À peu près tout le monde, dans l’armée, portait des culottes courtes de velours
à côtes, mais à cela se bornait l’uniformité. Certains portaient des bandes
molletières, d’autres des guêtres de velours côtelé, d’autres encore des
jambières de cuir ou de grandes bottes. Tout le monde portait un blouson à
fermeture Éclair, mais certains blousons étaient en cuir, d’autres en laine, et
ils étaient de toutes les couleurs imaginables. Il y avait autant de sortes de
casquettes qu’il y avait d’hommes. Il était d’usage d’orner le devant de sa
casquette de l’insigne de son parti ; en outre, presque tout le monde
portait, noué autour du cou, un foulard rouge ou rouge et noir. Une colonne de
miliciens en ce temps-là était une cohue d’aspect surprenant. Mais il faut dire
qu’on ne pouvait distribuer de vêtements qu’au fur et à mesure que telle ou
telle usine, exécutant d’urgence des commandes, en sortait ; et, compte
tenu des circonstances, ce n’étaient pas de mauvais vêtements. À l’exception
toutefois des chemises et des chaussettes, misérables articles de coton qui ne
protégeaient pas du froid. Je me représente avec horreur ce que les miliciens
ont eu à endurer, les premiers mois, quand rien n’était organisé. Il me tomba
entre les mains, je m’en souviens, un journal vieux alors de deux mois à peine
et où je lus que l’un des dirigeants du P.O.U.M., de retour d’une tournée
d’inspection sur le front, promettait de tâcher d’obtenir que « chaque
milicien eût sa couverture » : c’est une phrase qui vous fait
frissonner s’il vous est arrivé de dormir dans une tranchée !
Le lendemain de mon arrivée à la caserne commença ce à quoi
il était comique de donner le nom d’« instruction ». Il y eut au
début des scènes de pagaille consternantes.

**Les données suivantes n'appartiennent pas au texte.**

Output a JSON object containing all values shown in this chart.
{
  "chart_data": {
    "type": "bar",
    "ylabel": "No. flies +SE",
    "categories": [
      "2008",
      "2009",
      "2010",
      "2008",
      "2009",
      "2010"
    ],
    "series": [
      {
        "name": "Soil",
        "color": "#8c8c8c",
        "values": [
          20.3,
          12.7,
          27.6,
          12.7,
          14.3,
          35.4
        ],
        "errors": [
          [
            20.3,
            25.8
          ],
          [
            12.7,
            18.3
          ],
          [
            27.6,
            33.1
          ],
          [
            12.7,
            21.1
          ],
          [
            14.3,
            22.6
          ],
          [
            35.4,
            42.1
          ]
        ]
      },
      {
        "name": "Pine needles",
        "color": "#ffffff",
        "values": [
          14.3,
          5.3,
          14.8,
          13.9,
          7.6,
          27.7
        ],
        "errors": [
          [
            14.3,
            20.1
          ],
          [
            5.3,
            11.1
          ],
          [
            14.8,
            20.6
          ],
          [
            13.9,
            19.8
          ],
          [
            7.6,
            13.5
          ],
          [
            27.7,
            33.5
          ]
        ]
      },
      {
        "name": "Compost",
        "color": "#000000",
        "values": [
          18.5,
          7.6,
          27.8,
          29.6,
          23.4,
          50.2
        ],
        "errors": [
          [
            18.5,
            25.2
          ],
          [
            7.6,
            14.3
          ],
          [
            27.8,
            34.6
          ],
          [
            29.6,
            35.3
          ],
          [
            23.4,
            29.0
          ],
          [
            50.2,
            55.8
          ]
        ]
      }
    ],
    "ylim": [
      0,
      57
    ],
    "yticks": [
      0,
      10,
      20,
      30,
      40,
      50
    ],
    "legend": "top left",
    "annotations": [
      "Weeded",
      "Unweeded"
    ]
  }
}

Pour la plupart, les recrues
étaient des garçons de seize ou dix-sept ans, issus des quartiers pauvres de
Barcelone, tout animés d’ardeur révolutionnaire mais ignorant complètement ce
que signifie la guerre. On ne parvenait même pas à les faire s’aligner. Et la
discipline était inexistante : si un ordre n’avait pas l’heur de plaire à
un milicien, celui-ci sortait des rangs et discutait véhémentement avec
l’officier. Le lieutenant-instructeur était un vaillant et charmant jeune homme
au frais visage, qui avait été officier de l’armée régulière et en gardait
l’allure : il avait un maintien distingué et était toujours tiré à quatre
épingles. Et, bien que cela puisse paraître singulier, il était un socialiste
sincère et ardent. Plus encore que les hommes eux-mêmes, il tenait à une
égalité sociale absolue entre les officiers et la troupe. Je me souviens de son
air surpris et peiné lorsqu’une recrue non au courant l’appela Señor. « Comment ! Señor ! Qu’est donc celui qui m’appelle Señor ?
Ne sommes-nous pas tous des camarades ? » Je ne crois pas que cela
rendit sa tâche plus facile. En attendant on ne soumettait les bleus à aucun
entraînement militaire qui pût leur être de quelque utilité. On m’avait informé
que les étrangers n’étaient pas tenus de suivre « l’instruction »
(les Espagnols, à ce que je remarquai, avaient la touchante conviction que
n’importe quel étranger s’y connaissait mieux qu’eux pour tout ce qui avait
trait au métier militaire), mais naturellement je fis comme les autres.